Verstoß gegen eigene Werte

Doch der Traum entwickelte sich in den vergangenen Monaten eher zu einem Albtraum. Zumindest aber zu einem aufreibenden mentalen Kraftakt. Denn die aktuelle Weltranglisten-13. kämpft in diesen Tagen nicht nur gegen ihre Gegnerinnen, sondern muss sich auch intensiv mit ihren eigenen moralischen Werten auseinandersetzen.

Auslöser ist der russische Angriffskrieg gegen die Ukraine. Seit Beginn des Kriegs im Februar 2022 hatte es Sperren gegen russische Sportlerinnen und Sportler gegeben. Doch Mitte März 2023 vollzog der Weltfechtverband FIE plötzlich eine Kehrtwende. Die Sperren wurden aufgehoben, bei Turnieren der FIE dürfen russische und belarussische Fechter als neutrale Athleten starten. Der europäische Verband EFC hingegen hat beide Mitgliedsverbände von Wettkämpfen ausgeschlossen. Ein heilloses Durcheinander.
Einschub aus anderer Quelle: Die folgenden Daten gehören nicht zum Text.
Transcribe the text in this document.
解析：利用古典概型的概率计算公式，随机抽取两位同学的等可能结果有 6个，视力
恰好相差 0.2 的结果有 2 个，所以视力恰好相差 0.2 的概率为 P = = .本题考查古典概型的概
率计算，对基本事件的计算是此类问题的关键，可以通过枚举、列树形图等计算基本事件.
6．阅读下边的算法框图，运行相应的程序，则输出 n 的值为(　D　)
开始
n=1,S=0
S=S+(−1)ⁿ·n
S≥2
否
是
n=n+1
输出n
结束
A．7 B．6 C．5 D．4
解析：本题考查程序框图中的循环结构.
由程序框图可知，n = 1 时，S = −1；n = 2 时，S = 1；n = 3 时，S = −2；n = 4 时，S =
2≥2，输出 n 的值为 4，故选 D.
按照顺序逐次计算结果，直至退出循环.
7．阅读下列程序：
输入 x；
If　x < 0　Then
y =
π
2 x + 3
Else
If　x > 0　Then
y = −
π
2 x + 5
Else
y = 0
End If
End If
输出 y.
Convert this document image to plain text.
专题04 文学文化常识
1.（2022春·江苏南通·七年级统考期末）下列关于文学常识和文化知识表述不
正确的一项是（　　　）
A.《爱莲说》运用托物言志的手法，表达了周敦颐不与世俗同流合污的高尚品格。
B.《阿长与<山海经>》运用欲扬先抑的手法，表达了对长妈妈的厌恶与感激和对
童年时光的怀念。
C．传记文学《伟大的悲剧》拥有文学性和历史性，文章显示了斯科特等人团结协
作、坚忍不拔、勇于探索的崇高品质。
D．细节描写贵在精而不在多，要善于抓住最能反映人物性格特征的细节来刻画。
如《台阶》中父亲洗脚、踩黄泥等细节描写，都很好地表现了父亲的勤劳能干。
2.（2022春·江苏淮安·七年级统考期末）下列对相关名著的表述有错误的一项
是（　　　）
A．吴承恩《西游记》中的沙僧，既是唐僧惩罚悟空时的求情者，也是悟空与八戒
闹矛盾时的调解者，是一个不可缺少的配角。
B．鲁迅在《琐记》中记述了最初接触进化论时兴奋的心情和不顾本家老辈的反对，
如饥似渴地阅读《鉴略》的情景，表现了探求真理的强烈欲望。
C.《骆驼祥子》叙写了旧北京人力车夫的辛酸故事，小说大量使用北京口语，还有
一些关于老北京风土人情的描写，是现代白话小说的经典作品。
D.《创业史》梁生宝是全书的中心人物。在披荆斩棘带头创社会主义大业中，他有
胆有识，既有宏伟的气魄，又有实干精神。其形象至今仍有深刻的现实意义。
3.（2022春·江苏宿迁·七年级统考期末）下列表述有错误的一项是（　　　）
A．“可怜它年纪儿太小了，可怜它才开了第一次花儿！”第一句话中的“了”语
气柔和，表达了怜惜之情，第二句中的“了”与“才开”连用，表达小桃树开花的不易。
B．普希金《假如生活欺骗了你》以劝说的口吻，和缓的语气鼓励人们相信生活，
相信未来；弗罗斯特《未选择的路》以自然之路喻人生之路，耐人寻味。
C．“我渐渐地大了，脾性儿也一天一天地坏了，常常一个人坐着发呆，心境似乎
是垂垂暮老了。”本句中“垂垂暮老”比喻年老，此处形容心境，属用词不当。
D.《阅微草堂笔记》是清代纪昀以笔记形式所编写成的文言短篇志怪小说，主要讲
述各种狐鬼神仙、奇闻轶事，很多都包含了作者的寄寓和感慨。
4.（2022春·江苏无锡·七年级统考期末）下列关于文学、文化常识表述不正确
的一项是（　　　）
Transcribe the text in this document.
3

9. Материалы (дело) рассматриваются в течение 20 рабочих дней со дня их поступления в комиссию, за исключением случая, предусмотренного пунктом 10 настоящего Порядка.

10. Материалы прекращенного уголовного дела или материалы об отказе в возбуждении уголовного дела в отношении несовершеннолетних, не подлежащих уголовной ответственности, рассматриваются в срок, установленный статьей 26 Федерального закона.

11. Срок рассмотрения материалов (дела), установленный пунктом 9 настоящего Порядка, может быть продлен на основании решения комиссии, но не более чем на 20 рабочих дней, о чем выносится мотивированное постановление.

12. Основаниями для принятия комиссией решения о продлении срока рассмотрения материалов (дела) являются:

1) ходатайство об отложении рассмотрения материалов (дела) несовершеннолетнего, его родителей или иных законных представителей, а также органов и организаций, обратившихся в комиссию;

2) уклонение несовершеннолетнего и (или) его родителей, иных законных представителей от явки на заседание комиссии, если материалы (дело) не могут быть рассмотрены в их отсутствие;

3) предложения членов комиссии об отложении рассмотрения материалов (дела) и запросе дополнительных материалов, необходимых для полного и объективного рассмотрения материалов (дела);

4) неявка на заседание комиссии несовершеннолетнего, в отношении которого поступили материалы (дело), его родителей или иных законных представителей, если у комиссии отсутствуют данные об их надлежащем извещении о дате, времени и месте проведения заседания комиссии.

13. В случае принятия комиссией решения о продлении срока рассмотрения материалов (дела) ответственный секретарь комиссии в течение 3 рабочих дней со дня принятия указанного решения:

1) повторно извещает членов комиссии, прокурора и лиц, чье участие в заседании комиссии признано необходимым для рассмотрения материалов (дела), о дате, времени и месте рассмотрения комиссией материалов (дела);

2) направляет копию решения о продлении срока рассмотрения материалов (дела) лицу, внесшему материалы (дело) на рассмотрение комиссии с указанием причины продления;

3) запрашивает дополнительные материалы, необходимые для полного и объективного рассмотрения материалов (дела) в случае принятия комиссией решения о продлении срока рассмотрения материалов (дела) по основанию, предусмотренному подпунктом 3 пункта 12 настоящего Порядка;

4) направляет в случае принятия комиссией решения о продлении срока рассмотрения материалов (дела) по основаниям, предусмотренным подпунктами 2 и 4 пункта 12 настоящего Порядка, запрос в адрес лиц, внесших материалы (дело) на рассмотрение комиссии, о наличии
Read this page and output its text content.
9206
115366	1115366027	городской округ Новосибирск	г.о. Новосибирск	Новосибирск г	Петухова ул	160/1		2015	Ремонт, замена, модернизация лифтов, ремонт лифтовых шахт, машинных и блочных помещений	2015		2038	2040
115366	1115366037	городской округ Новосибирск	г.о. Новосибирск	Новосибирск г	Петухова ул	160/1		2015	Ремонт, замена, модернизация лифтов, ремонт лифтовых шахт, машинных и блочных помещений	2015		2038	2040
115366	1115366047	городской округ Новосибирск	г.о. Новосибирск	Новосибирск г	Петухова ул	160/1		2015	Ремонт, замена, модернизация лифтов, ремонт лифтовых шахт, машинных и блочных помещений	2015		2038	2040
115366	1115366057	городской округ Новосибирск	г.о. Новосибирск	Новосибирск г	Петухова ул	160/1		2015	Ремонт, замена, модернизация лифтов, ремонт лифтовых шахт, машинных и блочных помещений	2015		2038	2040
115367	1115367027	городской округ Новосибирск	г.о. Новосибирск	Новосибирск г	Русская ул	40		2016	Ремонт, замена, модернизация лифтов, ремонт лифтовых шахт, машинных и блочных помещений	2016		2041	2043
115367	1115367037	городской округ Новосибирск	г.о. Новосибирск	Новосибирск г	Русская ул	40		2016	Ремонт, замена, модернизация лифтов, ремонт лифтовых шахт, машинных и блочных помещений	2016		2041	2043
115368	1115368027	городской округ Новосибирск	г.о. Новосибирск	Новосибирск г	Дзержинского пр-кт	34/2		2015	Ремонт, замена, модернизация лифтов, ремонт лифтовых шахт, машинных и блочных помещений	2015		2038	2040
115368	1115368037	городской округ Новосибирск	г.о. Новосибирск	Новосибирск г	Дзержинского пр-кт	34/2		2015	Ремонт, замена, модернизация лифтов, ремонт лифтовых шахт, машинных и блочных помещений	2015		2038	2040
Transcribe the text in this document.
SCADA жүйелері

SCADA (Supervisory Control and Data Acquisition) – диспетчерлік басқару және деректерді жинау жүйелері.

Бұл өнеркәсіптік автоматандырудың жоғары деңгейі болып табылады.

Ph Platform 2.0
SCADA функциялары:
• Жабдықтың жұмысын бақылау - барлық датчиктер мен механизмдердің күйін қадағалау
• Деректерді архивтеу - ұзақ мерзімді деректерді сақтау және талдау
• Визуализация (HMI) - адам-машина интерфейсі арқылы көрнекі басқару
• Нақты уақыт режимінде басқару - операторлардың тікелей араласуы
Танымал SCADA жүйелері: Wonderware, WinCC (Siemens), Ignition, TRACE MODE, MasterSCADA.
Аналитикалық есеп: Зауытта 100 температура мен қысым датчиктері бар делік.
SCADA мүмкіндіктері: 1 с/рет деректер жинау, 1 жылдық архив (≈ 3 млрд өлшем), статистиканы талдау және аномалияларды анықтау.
Die Machtlosigkeit der Athleten

Die Athletin des FC Tauberbischofsheim bezog gemeinsam mit ihren Fechtkollegen klar Stellung: "Wir haben als deutsche Fechterinnen und Fechter einen offenen Brief geschrieben, dass wir nichts davon halten, dass die Russen an den Wettkämpfen teilnehmen und automatisch die Ukrainer rausdrängen. Aber wir hatten als Athleten keine Entscheidungskraft."

Eine frustrierende Situation für die reflektierte Sportlerin. Ebert ist nicht gut auf die Funktionäre zu sprechen, die diesen Entschluss getroffen haben. "Nicht die, die diese politische Entscheidung getroffen haben, stehen den Russinnen auf der Planche gegenüber, sondern ich stehe dort mit meinem moralischen Dilemma."

Ebert versucht, sich nun voll auf die Wettkämpfe und die erforderlichen Olympia-Qualifikationspunkte zu konzentrieren – notfalls auch gegen unerwünschte Gegnerinnen. "Fechten ist mein Job. Mein größter Traum ist, zu den Olympischen Spielen zu fahren. Deshalb werde ich auch in der Qualifikation oder bei Olympia gegen Russinnen antreten, wenn es zu diesen Gefechten kommt. So frustrierend das auch ist."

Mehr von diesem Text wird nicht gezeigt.